ちなみにユオンとは、以前奴隷商人オドンのもとについていたあの猫耳の半獣人である。
聖騎士団の介入により晴れて自由の身になった彼女らは、今は冒険者として仲間たちと活動しているようだった。
「この音叉剣とつながりのある場所だよ。
要するに、俺の故郷の手がかりかな」
スロウが座ったまま軽く身じろぎをすると、腰に帯びた剣が椅子の足にぶつかった。
金属音がかすかに響くが、食器ががちゃがちゃ音を立てているこの食堂内では誰も気にしない。

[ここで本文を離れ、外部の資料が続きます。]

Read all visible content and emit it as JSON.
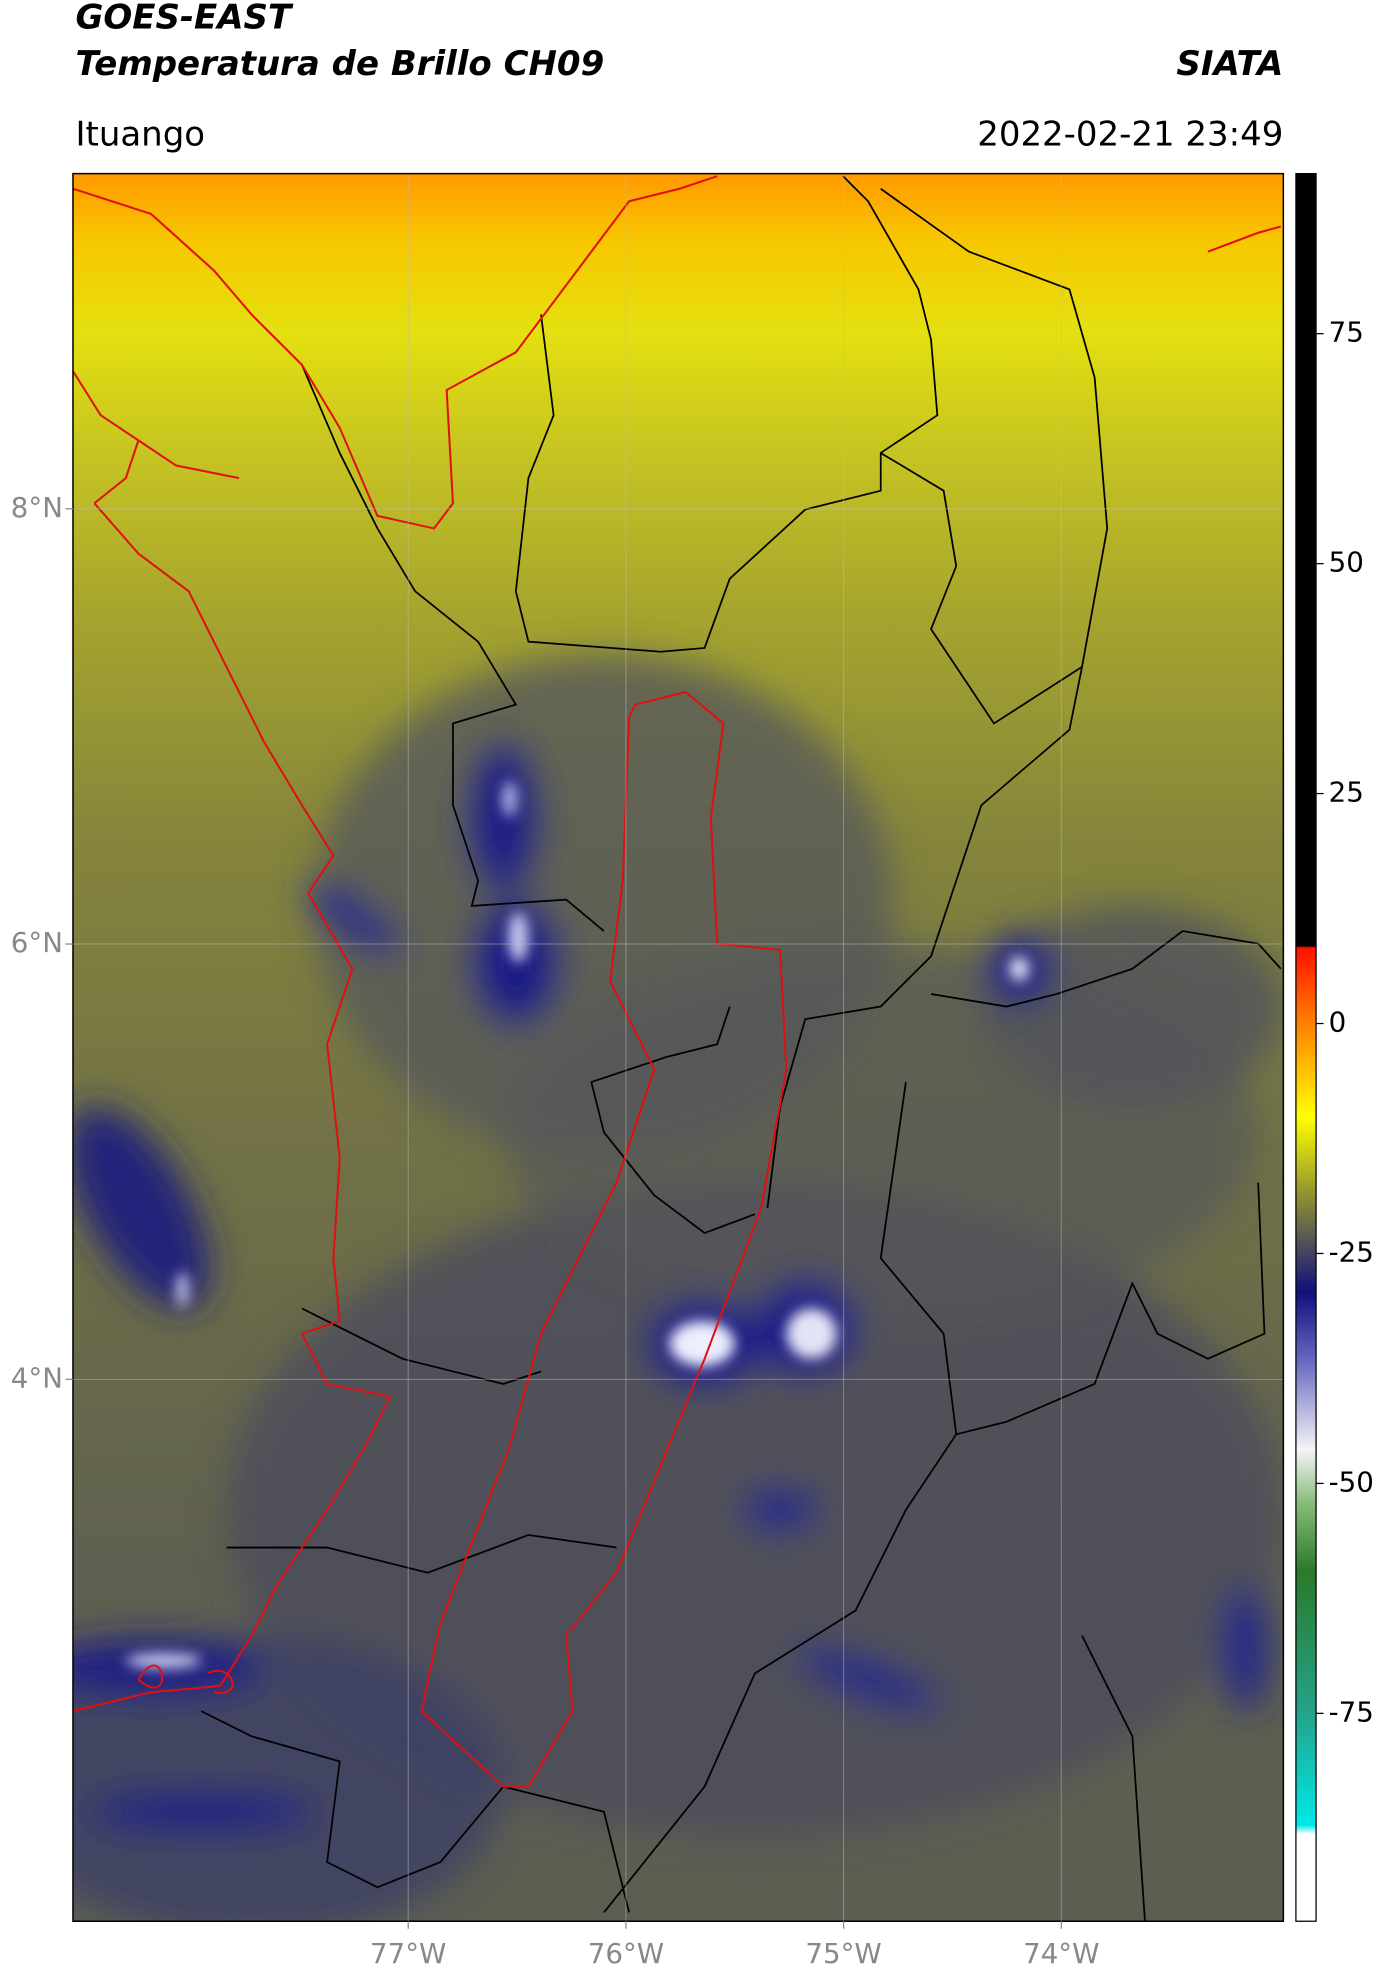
{
  "header": {
    "title": "GOES-EAST",
    "subtitle": "Temperatura de Brillo CH09",
    "source": "SIATA",
    "location": "Ituango",
    "datetime": "2022-02-21 23:49"
  },
  "map": {
    "lon_lim": [
      -78.54,
      -72.98
    ],
    "lat_lim": [
      1.51,
      9.54
    ],
    "lon_ticks": [
      {
        "value": -77,
        "label": "77°W"
      },
      {
        "value": -76,
        "label": "76°W"
      },
      {
        "value": -75,
        "label": "75°W"
      },
      {
        "value": -74,
        "label": "74°W"
      }
    ],
    "lat_ticks": [
      {
        "value": 4,
        "label": "4°N"
      },
      {
        "value": 6,
        "label": "6°N"
      },
      {
        "value": 8,
        "label": "8°N"
      }
    ]
  },
  "colorbar": {
    "lim": [
      -97.6,
      92.4
    ],
    "ticks": [
      75,
      50,
      25,
      0,
      -25,
      -50,
      -75
    ]
  }
}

記憶喪失のスロウにとって、生まれ故郷を探す唯一の手がかりと言える魔法道具、音叉剣。
思い出せる限り一番古い時期から持っていた剣だ。
この剣とつながりがあると思われる場所に向かえば故郷について何か分かるのではないかと考え、ダンジョン探索の合間に情報収集をしていた。まさか自分の知り合いから耳にできるとは思っていなかったが。
「よかったじゃないですか!!
それで、何ていう場所なんですか?」
セナはフォークを置いて身を乗り出してくる。目を大きく開いて、わくわくした表情を浮かべていた。
「白銀都市アリアンナ。
聞いたことない?」
二人にそう問いかけると、真っ先に顔色が変わったのはセナの方だった。
「ア、アリアンナって言ったら、伝説の魔法道具がある街じゃないですか!?」
「え、そうなの?」
すごいすごいと興奮して喜んでいるセナ。見ているこっちまで嬉しくなってしまいそうだったが、反対にその隣の大男はまったく逆のリアクションだった。
「おい、白銀都市って言ったか?」
酔ったみたいに眉間に指を押し当てて、マジかよ、とつぶやくデューイ。見るからに心当たりのありそうな反応だ。
「知ってるのか?」
「ああ、いや、知ってるっつうか……」
頭を抱えていたその大男は、言いにくそうに告白した。